Segundo Romanelli, o exemplo dos profissionais de saúde é mais uma demonstração de que o Brasil errou na condução do enfrentamento à pandemia. Para ele, caso o governo federal tivesse se empenhado na compra de vacinas, milhares de vida teriam sido preservadas e muito provavelmente a economia estaria dando sinais de reação.

Efeitos – “Hoje, tristemente, o noticiário é sobre a contagem de mortos e infectados. Na economia, sobre desemprego, fechamento de empresas. Tudo poderia ter sido diferente, houvesse à frente do nosso País uma equipe comprometida com o bem-estar da sociedade e com o futuro do Brasil”, critica Romanelli.

O deputado aponta que a falta de vacinação no tempo adequado também mata as esperanças dos brasileiros em dias melhores. A previsão do mercado financeiro é de que o Brasil alcance uma taxa de 16,9% de desempregados até o final do primeiro semestre de 2021 em razão dos efeitos da pandemia.
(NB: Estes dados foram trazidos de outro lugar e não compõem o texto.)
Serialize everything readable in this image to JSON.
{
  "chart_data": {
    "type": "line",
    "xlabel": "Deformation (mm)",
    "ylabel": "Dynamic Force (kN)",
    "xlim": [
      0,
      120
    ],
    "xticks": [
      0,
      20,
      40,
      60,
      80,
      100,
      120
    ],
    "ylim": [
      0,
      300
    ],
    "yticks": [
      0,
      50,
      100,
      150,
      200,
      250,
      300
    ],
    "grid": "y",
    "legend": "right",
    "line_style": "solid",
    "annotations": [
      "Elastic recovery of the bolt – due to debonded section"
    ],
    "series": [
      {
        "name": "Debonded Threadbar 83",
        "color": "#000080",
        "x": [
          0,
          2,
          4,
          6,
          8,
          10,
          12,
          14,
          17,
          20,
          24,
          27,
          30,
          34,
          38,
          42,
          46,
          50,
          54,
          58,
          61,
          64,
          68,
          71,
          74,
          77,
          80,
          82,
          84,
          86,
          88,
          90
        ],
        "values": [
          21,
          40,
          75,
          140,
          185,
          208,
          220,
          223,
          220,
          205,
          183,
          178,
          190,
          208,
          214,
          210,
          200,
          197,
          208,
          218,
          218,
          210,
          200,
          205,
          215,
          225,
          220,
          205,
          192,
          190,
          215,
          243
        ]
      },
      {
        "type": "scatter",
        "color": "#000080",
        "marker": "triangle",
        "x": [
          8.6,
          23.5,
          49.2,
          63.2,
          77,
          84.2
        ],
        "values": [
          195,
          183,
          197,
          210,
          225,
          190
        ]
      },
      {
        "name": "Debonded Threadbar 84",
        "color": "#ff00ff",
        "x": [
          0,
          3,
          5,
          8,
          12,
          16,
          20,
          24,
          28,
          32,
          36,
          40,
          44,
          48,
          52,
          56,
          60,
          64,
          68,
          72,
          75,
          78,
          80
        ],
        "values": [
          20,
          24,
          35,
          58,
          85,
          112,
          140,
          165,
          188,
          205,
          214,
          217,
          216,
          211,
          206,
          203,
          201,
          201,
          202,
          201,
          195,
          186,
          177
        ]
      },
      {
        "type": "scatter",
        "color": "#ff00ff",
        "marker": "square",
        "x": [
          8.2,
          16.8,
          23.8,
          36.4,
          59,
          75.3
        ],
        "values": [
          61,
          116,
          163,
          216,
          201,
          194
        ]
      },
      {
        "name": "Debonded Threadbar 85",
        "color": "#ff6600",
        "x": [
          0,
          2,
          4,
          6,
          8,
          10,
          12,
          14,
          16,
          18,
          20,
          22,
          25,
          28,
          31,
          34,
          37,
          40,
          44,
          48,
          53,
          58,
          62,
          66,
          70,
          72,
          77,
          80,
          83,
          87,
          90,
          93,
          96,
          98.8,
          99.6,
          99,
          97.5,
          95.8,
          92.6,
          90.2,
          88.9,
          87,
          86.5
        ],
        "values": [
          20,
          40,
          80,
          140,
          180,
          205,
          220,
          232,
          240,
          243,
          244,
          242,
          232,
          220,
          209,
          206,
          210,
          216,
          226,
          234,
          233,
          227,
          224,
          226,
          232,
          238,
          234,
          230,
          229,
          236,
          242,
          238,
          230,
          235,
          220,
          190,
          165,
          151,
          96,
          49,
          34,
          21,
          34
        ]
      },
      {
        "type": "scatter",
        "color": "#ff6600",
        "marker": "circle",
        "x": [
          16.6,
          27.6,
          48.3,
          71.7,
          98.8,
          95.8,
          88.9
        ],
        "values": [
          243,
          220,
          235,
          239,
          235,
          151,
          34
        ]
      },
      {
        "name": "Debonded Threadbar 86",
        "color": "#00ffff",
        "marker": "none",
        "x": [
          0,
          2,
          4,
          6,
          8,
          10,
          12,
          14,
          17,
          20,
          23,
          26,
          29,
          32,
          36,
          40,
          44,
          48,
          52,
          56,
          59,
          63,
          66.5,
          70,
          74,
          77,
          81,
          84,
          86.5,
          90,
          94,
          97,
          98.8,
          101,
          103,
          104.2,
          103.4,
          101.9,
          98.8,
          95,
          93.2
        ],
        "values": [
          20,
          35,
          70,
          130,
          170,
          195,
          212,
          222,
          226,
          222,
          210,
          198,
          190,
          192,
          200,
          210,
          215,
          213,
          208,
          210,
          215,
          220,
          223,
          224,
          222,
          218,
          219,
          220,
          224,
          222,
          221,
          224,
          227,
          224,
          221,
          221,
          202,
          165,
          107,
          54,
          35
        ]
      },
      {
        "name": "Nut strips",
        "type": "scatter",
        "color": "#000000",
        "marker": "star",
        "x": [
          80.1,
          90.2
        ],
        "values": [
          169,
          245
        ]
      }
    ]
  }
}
O efeito é preocupante, cita Romanelli, ao mostrar que a degradação da renda das famílias é sentida desde o ano passado. De acordo com o Banco Central, em dezembro o brasileiro comprometia 31,1% do ganhava com usada para pagar juros e empréstimos, o maior percentual da série histórica. Somado a isso, o número de pessoas precisando de suporte até para comer só aumenta. “A vacina poderia ter freado as mortes e também os efeitos mais perversos sobre a economia. É lícito cobrar que alguém responda por este desastre”, destaca o deputado.